The story of Eutychus in the New Testament may be based on Elpenor.

Modern uses
The character of Patrick "Paddy" Dignam, whose funeral is the focus of Episode 6 ("Hades") of Ulysses by James Joyce, is a modern counterpart to Elpenor. This chapter of Ulysses is a main inspiration for the film Bye Bye Braverman.

Elpenor is the subject of the short novel Elpénor by Jean Giraudoux, published in 1919, which retells some of the stories of the Odyssey in humorous fashion.
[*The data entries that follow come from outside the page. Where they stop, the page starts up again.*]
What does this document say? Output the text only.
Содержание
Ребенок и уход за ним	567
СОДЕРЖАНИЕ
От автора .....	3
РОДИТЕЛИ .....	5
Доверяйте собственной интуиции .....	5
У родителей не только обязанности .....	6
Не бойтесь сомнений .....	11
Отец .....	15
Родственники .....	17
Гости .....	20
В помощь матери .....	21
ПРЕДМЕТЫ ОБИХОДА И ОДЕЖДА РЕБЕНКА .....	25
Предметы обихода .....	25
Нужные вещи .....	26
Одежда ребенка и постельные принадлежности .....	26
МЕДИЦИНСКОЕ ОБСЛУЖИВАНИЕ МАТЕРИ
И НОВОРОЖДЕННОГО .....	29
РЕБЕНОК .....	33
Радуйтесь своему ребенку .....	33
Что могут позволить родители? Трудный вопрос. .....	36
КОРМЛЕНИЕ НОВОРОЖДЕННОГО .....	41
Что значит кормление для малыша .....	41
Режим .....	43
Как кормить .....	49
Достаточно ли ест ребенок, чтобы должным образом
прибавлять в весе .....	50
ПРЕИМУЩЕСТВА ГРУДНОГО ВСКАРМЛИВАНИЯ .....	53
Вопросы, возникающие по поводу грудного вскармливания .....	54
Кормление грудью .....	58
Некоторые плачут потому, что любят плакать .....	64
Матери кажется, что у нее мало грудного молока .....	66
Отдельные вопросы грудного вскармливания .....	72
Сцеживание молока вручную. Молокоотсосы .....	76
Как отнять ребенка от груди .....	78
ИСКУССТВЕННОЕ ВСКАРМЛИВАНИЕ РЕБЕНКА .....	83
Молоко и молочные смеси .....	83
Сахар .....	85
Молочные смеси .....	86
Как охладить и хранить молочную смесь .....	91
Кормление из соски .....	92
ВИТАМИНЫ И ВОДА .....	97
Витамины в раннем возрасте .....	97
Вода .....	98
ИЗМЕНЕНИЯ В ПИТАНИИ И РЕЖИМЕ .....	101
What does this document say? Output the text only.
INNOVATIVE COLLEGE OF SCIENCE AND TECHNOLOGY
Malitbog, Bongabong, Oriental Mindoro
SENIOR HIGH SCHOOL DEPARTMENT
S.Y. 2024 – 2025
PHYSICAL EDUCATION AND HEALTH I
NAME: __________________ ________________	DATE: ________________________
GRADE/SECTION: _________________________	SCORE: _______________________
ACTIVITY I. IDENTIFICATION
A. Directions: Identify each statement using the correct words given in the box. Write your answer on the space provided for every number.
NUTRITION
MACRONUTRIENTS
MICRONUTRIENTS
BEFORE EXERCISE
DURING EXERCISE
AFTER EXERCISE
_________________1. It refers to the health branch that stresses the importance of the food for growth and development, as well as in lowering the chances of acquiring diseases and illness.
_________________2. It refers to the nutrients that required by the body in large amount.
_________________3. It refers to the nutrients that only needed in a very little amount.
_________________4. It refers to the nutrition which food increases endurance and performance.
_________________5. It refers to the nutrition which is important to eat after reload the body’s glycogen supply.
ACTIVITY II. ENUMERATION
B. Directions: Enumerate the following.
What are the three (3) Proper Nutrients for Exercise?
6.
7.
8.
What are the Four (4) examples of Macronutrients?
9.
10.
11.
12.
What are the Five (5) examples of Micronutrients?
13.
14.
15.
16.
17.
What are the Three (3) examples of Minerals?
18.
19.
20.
Derek Mahon suggests Elpenor (but does not name him specifically) in his poem "Lives". Mahon talks of a decaying oar, planted in a beach, thinking of Ithaca. Ezra Pound references Elpenor in his poem Hugh Selwyn Mauberley by having the eponymous poet's grave marked by an oar, with an epitaph that recalls Elpenor's. Pound also makes use of Elpenor in the first of his Cantos: "But first Elpenor came, our friend Elpenor / Unburied, cast on the wide earth, / Limbs that we left in the house of Circe, / Unwept, unwrapped in sepulchre, since toils urged other."

Archibald MacLeish wrote an epic poem about Elpenor published in 1933. Nobel laureate Giorgos Seferis wrote a poem "Sensual Elpenor". Takis Sinopoulos also wrote a poem called "Elpenor".

The video game Rock of Ages 3: Make and Break, has a story mode where Elpenor is the main protagonist, after Odysseus (the traditional hero of Homer's epic poem the Odyssey) is flattened by the eponymous Rock of Ages.